July 22, 2010 | David F. Coppedge

Tiny Life in Extraordinary Motion

Don’t despise small things.  Miniature plants and animals can pack some amazing punch and technology, as shown in two recent findings.

  1. Plant explosion:  Peat moss.  That’s the filler in our indoor plant soil and Live Science reported that its pots shoot its spores out at 89 miles per hour, producing accelerations of 36,000 G’s.  Some spore clouds reach 80 times the height of the spore capsule before slowing down from air resistance.
        The tiny plant produces a vortex ring like a smoke ring, an “extremely efficient way for a material to move through space.”  Because of its success at spreading its spores, Sphagnum moss covers about 1% of earth’s land surface – an area more than twice the size of Texas.  Joan Edwards [Williams College], who along with Johan L. van Leeuwen [Pomona College] published their findings in Science, said, “Sphagnum’s body is very simple, and yet it’s doing this very complicated thing.”  Pressure builds up in the tiny capsule like a pressurized super soaker squirt gun, then pop! goes the efficiently-designed cloud of spores.  “It’s really special,” she said.  “Other mosses do exciting things, but not this exciting.”
  2. Animal tractor:  We’ve all seen caterpillars crawl, with waves of motion proceeding from back to front.  Scientists at Tufts University found something else, reported Science Daily: the insides move to a different drummer than the outsides.  “They found that the gut – essentially a tube suspended at the rear and head of the caterpillar and decoupled from the body wall – moved nearly a full step in advance of the surrounding structures,” the article said.  “In contrast, gut movement was ‘in step’ with motion of the head and rear.”
        This “crazy crawl,” Live Science said, is unlike any other motion seen in the animal kingdom: “their guts slide forward before the rest of their body does.”  It took visible and X-ray videos to see the process.  Live Science said the researchers wanted to know if this motion provides an advantage; Science Daily wondered if it provides an evolutionary advantage: “More research is needed to determine if this phenomenon gives caterpillars an evolutionary advantage, in the same way that synchronizing breathing and tissue movements benefits running vertebrates, or arm swinging by walking humans increases stability and reduces metabolic costs.”  That sentence begs the question that advantageous traits evolved.
        Regardless of how the caterpillar came up with its crazy crawl, the scientists are eager to imitate it.  They envision a new kind of soft-bodied robot that might use the same inside-first, outside last propulsion mechanism.  “Understanding this novel motion system may help efforts to design soft-bodied robots,” said Barry Trimmer of Tufts University.  It goes without saying that the tractors brand-named “Caterpillar” have not yet achieved the feat of their namesake.

For additional small wonders of propulsion, see the entries about water striders (08/07/2003), the froghopper (08/01/2003), plant drill bits (05/11/2007), maple helicopters (10/21/2009) and other “Amazing Facts” chain links.
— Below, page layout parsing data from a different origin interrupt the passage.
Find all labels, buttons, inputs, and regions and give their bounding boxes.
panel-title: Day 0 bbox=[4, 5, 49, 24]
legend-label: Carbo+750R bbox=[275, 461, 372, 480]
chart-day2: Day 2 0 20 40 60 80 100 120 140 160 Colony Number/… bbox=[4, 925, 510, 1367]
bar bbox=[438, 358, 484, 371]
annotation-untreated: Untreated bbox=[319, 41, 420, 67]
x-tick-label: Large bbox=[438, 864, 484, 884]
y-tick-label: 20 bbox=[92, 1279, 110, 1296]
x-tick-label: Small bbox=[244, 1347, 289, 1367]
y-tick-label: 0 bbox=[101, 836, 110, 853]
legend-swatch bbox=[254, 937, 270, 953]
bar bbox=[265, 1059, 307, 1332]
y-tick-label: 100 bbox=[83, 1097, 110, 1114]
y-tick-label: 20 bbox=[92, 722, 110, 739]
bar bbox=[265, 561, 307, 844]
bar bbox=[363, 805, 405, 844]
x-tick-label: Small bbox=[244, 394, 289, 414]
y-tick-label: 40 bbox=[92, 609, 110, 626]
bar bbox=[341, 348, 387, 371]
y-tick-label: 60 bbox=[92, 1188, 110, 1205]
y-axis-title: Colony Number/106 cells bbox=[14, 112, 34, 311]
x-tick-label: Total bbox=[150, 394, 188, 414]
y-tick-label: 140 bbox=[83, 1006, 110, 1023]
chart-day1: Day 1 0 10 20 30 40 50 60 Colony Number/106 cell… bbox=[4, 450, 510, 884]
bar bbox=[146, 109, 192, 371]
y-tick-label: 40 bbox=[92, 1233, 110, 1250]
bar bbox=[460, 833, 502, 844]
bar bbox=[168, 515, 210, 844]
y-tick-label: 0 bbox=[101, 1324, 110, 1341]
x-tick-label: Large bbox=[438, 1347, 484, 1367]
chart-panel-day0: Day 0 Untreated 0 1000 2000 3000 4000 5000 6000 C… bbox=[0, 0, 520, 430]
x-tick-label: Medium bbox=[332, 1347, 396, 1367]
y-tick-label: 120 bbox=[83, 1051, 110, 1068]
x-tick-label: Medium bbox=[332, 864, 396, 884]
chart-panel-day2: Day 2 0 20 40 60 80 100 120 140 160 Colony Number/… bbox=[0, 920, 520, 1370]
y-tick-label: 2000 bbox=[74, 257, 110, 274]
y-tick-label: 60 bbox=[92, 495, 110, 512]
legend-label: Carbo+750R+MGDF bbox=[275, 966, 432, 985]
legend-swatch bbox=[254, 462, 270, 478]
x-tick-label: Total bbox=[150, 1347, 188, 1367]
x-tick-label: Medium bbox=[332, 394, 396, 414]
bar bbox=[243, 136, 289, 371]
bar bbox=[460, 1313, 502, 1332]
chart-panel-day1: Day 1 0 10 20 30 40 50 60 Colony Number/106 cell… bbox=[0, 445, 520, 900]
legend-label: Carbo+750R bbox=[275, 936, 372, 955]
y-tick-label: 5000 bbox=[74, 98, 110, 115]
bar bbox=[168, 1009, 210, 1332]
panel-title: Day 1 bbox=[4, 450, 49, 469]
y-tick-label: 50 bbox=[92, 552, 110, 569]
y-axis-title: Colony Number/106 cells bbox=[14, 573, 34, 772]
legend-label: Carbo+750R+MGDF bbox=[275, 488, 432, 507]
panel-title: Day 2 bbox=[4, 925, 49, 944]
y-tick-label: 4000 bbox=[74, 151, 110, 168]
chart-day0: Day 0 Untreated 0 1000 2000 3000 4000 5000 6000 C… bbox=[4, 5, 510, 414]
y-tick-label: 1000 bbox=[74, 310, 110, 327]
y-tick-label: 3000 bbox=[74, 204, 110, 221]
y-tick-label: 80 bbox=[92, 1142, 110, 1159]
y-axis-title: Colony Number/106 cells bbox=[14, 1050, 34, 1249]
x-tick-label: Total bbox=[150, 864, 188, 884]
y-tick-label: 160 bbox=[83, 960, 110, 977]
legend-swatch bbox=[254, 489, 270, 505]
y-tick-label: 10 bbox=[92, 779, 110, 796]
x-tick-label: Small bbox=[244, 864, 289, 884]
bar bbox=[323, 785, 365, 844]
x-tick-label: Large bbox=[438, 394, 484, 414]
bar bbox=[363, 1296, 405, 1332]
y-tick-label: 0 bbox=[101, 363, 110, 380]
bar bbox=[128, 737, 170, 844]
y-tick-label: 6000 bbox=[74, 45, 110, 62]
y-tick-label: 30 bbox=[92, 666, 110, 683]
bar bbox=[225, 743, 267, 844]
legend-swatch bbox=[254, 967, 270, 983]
We apologize for upsetting your digestion with the evolutionary tale.  Biologists need to understand that all advantages are not evolutionary advantages.  They might be designed advantages.  Unless they are prepared to describe in detail the sequence of inherited mistakes that led to the extraordinary functions, they should not speak in such terms.
    How many wonders remain to be found in the weeds at your feet, the insects flying in your yard, and the tiny animals in plankton at the beach, or unseen in the soil?  Get out and do a little scientific observation.  Anyone can be a citizen scientist – searching to understand the workings of the world all around us.